By Dorothy Day
The Catholic Worker, March 1939, 1, 4.
Summary: Describes a mission being preached in a nearby Church. Feels love for the poor ones in attendance seeing them as brothers of Christ. Explains why she prays for those who have committed suicide. Makes an appeal for funds. (DDLW #341).
We rejoice to announce the opening of four new houses this month, in Akron, Cleveland, Toledo and Hamilton, Ontario. We want many more, little ones. They should all be small in order that there may be a semblance of family life. Our model after all is the holy Family at Nazareth.
They are having a mission at Transfiguration on Mott Street. It began last week, a Jesuit Fr. McGrath conducting it. He is very good, preaching in popular fashion yet dealing with profound truths. One night it was the desire we all have for life, knowledge and love. Another night, mortal sin. And so on.
The men from the Bowery were there on one side of the church They cling close to the statues of the saints. They were ragged, dirty, jobless, most of them, – longshore workers, teamsters, gaudy dancers, sand hogs, restaurant workers, men who had led hard lives. There were Irish, Italian, Poles, Hungarians, Slavs. There were young and old, men and women, single and married.
Last night I sat next to some of the Bowery men, living on relief in lodging houses or sleeping in doorways. They were as poor, as destitute, as down and out as a man can get. How close they are to our Lord!
Christ was a man so much like other men that it took the kiss of a Judas to single Him out, Mauriac wrote.
He was like that man in the pew beside me. He was as like him as his brother. He was His brother. And I felt Christ in that man beside me and loved him.
Every morning I break my fast with the men on the breadline. Some of them speak to me, many do not. But they know me and I know them. And there is a sense of comradeship there. We “know each other in the breaking of bread.” It is good to see some of the men making the mission.
St. Teresa said she so loved to hear the word of God preached that she could listen with enjoyment to the poorest preacher. I know what she meant. Just as long as it is the word of God, and not politics, finances and labor discussions from the altar. On the first Sunday in Lent our Italian priest spoke to us on “too much eatings, too much drinkings,” and how we should make our souls strong. He was very simple and very good.
And this mission priest is good and the congregation love him When he gives them his blessing at the close of every evening, and says good-night, they all answer from the pews, “good-night.”
I have a very bad habit of conversing with the preacher in my mind as I listen to him and sometimes contradicting him. Tonight for instance, he told a story of sudden death to a person in mortal sin, and the hopelessness of the loved one left behind. And I remembered suddenly a young boy I knew who had committed suicide. I had asked a priest afterward as to praying for a suicide, and he said, “There is no time with God, and perhaps He foresees the prayers you will say and so gave him time to turn to Him at that last moment with love and longing and repentance.”
That has comforted me much in thinking of old friends and associates in the radical movement who have died, who have been put to death, who have committed suicide. It makes me pray daily for Sacco and Vanzetti, for Alexander Berkman, for others who died as far aa we know, estranged from God.

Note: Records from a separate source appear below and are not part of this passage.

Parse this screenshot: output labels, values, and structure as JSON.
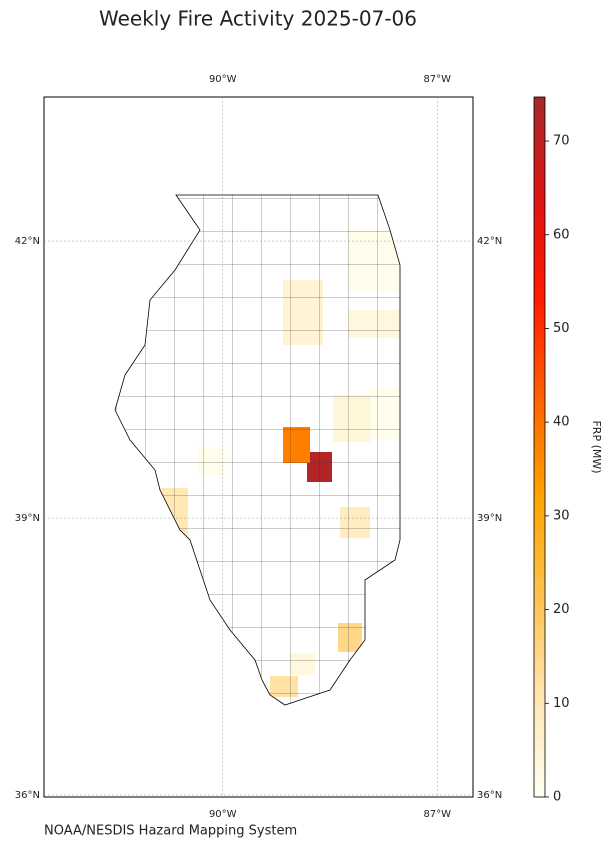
{
  "title": "Weekly Fire Activity 2025-07-06",
  "credit": "NOAA/NESDIS Hazard Mapping System",
  "map": {
    "xlim": [
      -92.5,
      -86.5
    ],
    "ylim": [
      35.98,
      43.56
    ],
    "xticks": [
      {
        "value": -90,
        "label": "90°W"
      },
      {
        "value": -87,
        "label": "87°W"
      }
    ],
    "yticks": [
      {
        "value": 42,
        "label": "42°N"
      },
      {
        "value": 39,
        "label": "39°N"
      },
      {
        "value": 36,
        "label": "36°N"
      }
    ],
    "grid": true
  },
  "colorbar": {
    "label": "FRP (MW)",
    "lim": [
      0,
      74.7
    ],
    "ticks": [
      0,
      10,
      20,
      30,
      40,
      50,
      60,
      70
    ],
    "colormap": [
      "#fffff2",
      "#ffe6b0",
      "#ffc250",
      "#ffa500",
      "#ff6000",
      "#ff1a00",
      "#dd1515",
      "#a52a2a"
    ]
  },
  "fire_counties": {
    "values": [
      72,
      38,
      15,
      10,
      12,
      8,
      5,
      3,
      3,
      4,
      1,
      1,
      1
    ]
  }
}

I thought that night as I listened, “The mothers in this congregation know that hope in the mercy of God. Some of them perhaps have sons who have met sudden violent death. There have been two murders that we know of on this street in the past year. And there was that longshoreman who was crushed to death last month by a ton of falling iron. There was our old janitor who died of gas poisoning last week. Their mothers and their loved ones know that God will hear their prayers. He knows we must bear one another’s burdens. This strong hope, this boundless faith no loving God can withstand.”

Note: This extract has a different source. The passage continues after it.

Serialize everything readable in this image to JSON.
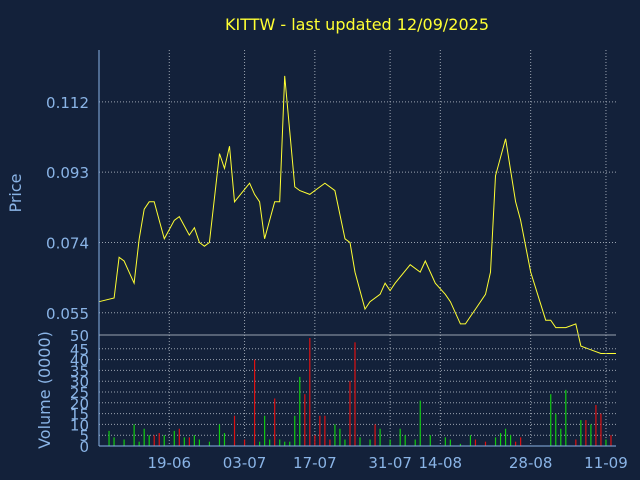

Last month we had a large appeal, three columns of it on the front page and running over into the back. We still owe $1200 on the printing bill and a thousand more in bread and grocery bills for the Work of Mercy. The printer is being of great faith in letting us go on with this March issue. We have shortened the bread line so that it stops at eight instead of at nine, running now for only two and a half hours in the morning. We have cut down the number of diners in the house so that forty are sitting down to table instead of seventy. But still our bills are there and we are hard put to keep up the work. So this is a “still small voice” of an appeal. Just a little whisper, a prayer, at the end of the column, that St. Joseph will remind you of us here at Mott Street. Our rosary novena to the Blessed mother that Teresa and I have been saying has resulted in many new workers not only in our own but in the four new groups. She had to leave the finances to St. Joseph, go we too must “go to Joseph.”
I suddenly remembered too, that I myself was holding out in regard to money. I was saving my royalty check from the book, “From Union Square to Rome,” for the mortgage on the farm which is not due for several months. So I too was being of little faith. We are recklessly handing it over to our debtors so now we are completely in St. Joseph’s hands. There is nothing in the bank but we are not worrying. He has never failed us yet, so he won’t now.